As autoridades não quiseram ouvi-la, mas ela persistiu. Mandou analisar a água e constatou a temida contaminação por chumbo. Embora apresentasse as provas, não lhe deram ouvidos. Pior, foi repreendida por espalhar o pânico sem necessidade. O fato de o pastor da paróquia local ter parado de usar a água malcheirosa para batismos tampouco alterou o quadro.
A General Motors, que mantém em Flint uma fábrica de motores, achou prudente agir por conta própria para salvaguardar a saúde de seus equipamentos. Seis meses depois de operar com a nova fonte hídrica implantada na cidade, a empresa comunicou às autoridades que seus motores estavam sendo danificados pelas propriedades corrosivas da água do rio e, por isso, reverteriam ao sistema anterior. E assim fizeram.
Sorte das máquinas.
O mesmo chumbo que paralisa motores de automóveis não poupa nenhum órgão humano quando ingerido ou inalado — cérebro, sistema nervoso, coração, rins, ossos, DNA, tudo. Ademais, é irreversível. E nada há a fazer: ferver a água apenas concentra ainda mais o nível do metal. E como o governador Rick Snyder levou 18 meses para admitir a calamidade, ela agravou-se de forma exponencial, pois quanto mais tempo a água contaminada corrói encanamentos e tubulações, mais tóxica ela se torna.
“Tragédias não são apenas furacões e tornados, coisas assim. O que temos aqui em Flint é uma tragédia. Todas as crianças daqui estiveram sob o risco de lesão cerebral irreparável”, desabafou a pediatra em entrevista à CNN.

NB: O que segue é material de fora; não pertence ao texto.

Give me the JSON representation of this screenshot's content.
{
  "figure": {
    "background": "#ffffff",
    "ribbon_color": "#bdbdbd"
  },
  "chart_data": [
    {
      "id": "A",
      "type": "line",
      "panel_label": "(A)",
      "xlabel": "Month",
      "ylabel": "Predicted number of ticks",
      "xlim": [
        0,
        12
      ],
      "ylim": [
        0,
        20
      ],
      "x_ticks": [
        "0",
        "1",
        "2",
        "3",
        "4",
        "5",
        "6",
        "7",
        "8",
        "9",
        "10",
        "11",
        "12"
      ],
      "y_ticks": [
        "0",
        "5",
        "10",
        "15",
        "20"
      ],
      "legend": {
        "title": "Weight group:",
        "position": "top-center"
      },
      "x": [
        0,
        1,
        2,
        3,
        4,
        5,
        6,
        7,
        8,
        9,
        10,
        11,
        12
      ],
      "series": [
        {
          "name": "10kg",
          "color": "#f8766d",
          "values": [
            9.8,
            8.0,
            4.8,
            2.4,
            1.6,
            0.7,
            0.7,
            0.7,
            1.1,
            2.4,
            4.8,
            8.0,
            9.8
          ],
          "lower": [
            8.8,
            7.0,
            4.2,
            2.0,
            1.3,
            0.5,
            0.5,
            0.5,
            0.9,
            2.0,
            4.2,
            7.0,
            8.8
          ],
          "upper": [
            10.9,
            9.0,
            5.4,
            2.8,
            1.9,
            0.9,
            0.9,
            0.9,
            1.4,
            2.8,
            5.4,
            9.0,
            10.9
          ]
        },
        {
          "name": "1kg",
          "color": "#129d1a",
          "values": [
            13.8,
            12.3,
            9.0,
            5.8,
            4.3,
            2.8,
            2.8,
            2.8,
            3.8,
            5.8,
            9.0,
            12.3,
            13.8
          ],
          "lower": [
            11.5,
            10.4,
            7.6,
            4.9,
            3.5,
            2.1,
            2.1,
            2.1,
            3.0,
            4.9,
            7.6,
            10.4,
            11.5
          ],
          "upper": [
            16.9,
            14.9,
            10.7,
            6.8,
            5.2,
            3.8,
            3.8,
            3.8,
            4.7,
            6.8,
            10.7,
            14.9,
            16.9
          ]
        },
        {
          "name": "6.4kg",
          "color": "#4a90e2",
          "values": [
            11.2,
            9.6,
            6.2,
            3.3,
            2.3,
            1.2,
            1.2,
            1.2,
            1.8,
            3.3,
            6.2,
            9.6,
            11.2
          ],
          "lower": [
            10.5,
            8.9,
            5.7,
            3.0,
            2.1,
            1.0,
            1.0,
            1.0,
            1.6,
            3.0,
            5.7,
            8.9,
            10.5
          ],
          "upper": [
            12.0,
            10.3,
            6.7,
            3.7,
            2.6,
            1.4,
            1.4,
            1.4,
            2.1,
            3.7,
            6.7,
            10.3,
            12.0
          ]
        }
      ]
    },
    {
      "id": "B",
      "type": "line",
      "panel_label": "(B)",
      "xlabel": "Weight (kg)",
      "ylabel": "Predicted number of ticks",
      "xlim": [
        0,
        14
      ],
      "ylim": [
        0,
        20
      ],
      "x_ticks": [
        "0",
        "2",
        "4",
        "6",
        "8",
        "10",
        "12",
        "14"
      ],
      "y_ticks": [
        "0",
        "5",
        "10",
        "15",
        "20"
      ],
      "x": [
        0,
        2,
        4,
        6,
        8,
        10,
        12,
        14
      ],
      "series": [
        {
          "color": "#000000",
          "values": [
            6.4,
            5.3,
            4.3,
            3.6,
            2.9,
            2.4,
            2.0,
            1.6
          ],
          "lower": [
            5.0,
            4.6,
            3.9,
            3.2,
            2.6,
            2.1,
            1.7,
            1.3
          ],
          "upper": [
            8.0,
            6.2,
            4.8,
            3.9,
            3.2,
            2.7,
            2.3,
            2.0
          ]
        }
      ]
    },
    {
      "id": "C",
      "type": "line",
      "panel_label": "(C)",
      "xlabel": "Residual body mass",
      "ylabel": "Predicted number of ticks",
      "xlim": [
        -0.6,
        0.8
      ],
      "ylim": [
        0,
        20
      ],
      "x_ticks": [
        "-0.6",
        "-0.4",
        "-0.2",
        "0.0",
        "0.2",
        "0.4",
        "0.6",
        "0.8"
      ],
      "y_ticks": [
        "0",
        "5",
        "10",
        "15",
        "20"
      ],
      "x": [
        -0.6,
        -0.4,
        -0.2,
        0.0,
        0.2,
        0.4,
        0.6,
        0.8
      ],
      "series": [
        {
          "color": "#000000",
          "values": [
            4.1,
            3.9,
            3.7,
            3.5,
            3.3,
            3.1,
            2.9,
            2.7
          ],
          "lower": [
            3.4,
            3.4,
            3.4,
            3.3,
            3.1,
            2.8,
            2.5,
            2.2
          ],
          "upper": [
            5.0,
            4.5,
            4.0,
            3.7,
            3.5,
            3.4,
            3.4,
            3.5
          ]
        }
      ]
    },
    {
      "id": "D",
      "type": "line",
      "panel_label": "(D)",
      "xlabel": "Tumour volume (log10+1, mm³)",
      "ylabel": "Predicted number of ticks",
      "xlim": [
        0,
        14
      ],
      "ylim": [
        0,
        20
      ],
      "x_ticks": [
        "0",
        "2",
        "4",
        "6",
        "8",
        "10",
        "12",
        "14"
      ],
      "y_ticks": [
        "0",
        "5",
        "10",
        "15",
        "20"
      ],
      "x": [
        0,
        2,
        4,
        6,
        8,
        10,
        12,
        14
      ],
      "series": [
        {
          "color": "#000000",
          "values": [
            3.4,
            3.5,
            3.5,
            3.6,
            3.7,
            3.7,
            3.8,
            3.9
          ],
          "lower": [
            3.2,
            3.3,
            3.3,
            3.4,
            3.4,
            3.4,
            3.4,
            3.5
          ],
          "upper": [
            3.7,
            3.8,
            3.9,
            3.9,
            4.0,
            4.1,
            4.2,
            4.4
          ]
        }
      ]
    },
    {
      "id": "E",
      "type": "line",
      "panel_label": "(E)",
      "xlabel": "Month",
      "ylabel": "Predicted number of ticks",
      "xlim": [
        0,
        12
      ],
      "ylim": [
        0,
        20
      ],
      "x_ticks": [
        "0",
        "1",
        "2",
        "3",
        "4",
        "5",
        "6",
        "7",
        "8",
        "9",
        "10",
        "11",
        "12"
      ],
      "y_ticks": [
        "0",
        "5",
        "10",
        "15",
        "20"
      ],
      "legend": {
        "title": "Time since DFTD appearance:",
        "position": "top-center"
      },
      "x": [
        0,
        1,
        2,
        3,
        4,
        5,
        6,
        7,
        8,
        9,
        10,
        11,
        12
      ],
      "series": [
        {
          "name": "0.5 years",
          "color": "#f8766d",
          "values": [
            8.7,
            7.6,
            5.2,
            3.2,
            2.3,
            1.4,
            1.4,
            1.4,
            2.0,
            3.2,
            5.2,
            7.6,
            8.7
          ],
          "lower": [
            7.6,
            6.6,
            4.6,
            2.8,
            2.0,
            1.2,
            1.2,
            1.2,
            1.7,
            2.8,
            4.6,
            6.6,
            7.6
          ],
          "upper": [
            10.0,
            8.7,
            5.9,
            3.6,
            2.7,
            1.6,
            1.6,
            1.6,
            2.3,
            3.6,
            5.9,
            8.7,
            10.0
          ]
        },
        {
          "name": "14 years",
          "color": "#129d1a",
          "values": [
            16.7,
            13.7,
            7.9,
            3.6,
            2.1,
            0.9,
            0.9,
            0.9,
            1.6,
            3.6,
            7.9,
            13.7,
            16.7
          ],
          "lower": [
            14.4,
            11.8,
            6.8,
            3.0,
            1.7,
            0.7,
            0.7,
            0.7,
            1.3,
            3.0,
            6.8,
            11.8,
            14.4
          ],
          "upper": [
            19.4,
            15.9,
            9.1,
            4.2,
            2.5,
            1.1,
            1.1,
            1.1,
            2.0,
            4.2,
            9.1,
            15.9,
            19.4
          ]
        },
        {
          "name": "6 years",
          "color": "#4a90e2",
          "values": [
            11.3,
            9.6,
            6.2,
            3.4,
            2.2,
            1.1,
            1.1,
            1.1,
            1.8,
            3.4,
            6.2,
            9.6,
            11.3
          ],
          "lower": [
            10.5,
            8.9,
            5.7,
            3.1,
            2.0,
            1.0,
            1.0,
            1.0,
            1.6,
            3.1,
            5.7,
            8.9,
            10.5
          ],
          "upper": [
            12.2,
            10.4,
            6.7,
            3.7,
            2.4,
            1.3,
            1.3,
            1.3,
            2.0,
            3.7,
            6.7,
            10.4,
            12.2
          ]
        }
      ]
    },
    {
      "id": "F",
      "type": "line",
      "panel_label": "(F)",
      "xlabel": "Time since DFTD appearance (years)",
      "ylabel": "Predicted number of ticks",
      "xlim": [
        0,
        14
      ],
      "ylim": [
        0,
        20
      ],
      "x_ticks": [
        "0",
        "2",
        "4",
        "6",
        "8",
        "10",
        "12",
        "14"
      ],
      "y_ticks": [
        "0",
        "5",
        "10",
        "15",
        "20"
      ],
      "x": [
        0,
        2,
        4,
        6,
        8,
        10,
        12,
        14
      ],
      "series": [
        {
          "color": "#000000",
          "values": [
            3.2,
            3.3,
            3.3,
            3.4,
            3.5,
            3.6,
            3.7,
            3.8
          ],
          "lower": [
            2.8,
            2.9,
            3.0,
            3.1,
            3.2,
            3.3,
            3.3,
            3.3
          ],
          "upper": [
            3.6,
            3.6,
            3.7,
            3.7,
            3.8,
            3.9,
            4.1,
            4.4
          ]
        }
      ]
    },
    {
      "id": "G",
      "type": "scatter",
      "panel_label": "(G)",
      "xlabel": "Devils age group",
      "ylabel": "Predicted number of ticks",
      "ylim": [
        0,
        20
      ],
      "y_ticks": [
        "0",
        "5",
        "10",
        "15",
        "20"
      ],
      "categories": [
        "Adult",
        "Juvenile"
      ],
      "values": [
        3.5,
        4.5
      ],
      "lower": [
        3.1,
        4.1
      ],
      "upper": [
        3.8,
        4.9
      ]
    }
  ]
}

Foi somente depois que os moradores da cidade se mobilizaram e atraíram especialistas ambientais, ativistas em saúde pública e a grande imprensa dos Estados Unidos que o caso adquiriu a dimensão da catástrofe e está sendo monitorado de todos os ângulos.
Simplificações e generalizações costumam ser expedientes fáceis e baratos. Tomar Flint como exemplo de qualquer coisa também é uma simplificação. Mas pior seria não falar em Flint. Até porque tem uma mini-Flint gangrenando em quase toda grande cidade brasileira — seja por ações equivocadas do poder público, seja, sobretudo, por séculos de abandono dos marginalizados a vidas entre esgotos.